リフターと呼ばれる機器を使って入所者を車いすからベッドに移乗する職員=2018年5月、多久市の天寿荘

 介護、看護現場で働く人の腰痛を減らそうと、佐賀労働局などは2月13日から、県内5カ所で「抱え上げない介護・看護」の研修会を開く。介護、看護現場では無理な姿勢での作業により、腰痛の労働災害が多発している。適切な作業方法を学んでもらい、労災を抑制する。参加無料。

 佐賀労働局によると、県内の社会福祉施設における腰痛などの労災(休業4日以上)は、08年の33件から17年には94件に増えている。このうち、腰痛や転倒が7割を占める。

 国は腰痛予防として、人力による抱え上げは避けるよう求める指針を出している。ただ、ほとんどの施設では人力で抱え上げられている実情がある。

 研修会は3時間で実技を重視した内容。理学療法士や作業療法士が講師となり、機器や道具を使い、無理のない姿勢での介護方法を教える。
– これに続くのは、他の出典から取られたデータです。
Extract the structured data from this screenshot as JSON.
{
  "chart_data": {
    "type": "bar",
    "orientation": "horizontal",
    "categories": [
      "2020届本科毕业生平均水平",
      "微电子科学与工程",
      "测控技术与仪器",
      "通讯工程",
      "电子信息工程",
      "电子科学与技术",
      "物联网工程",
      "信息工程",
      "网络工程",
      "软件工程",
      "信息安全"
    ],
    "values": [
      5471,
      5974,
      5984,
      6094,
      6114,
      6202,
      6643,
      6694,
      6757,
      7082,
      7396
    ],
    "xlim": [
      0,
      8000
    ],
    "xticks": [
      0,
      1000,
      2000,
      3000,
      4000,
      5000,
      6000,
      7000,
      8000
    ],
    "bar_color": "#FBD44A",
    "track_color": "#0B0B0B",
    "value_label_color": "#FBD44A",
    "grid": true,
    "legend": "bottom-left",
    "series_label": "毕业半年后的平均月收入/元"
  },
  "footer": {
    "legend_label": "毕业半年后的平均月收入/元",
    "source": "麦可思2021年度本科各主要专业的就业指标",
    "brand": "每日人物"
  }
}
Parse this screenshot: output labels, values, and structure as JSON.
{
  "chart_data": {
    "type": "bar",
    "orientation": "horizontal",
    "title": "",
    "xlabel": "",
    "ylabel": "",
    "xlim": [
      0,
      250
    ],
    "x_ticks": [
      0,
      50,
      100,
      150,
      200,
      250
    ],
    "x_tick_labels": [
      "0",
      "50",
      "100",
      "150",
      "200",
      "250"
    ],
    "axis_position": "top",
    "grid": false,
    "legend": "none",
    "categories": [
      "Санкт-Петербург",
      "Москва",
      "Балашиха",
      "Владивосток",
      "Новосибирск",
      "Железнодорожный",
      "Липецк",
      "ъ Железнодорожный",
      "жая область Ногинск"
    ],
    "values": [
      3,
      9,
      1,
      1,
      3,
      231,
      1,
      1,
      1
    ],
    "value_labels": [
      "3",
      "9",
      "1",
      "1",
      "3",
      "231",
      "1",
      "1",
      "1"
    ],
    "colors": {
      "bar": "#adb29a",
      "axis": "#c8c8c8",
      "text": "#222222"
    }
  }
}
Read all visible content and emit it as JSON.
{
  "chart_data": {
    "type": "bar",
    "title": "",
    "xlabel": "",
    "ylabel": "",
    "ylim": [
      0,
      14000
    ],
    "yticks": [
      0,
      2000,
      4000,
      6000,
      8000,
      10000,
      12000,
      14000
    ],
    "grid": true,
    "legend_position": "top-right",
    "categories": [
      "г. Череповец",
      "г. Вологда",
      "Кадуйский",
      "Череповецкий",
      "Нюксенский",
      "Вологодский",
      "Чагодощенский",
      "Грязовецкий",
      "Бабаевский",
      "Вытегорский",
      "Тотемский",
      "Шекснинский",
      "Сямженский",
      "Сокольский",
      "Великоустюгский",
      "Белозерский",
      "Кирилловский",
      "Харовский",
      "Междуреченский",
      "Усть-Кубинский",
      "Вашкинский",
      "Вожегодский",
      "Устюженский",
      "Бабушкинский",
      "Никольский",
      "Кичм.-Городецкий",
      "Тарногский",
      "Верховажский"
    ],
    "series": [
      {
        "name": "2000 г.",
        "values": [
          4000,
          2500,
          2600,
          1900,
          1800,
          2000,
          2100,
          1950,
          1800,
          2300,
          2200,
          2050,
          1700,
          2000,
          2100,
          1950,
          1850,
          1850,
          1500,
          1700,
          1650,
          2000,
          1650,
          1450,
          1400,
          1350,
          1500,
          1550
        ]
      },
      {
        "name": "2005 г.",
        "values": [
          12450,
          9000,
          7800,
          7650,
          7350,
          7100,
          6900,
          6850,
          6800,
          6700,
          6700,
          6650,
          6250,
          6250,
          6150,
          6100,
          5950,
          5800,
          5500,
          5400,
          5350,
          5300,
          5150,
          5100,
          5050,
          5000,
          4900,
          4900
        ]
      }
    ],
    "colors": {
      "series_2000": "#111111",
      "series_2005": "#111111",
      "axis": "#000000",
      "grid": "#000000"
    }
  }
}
 13日午後1時半から相知交流文化センター(唐津市)▽19日と3月20日の午後1時半から県在宅生活サポートセンター(佐賀市)▽2月25日午後2時から鳥栖市民文化会館▽3月4日午後1時半から武雄市文化会館▽3月11日午後1時半から伊万里市民センター、で実施。定員は各50人。参加には申し込みが必要。

 県リハビリテーション3団体協議会、県産業保健総合支援センターとの共催。申し込み、問い合わせは同センター、電話0952(41)1888。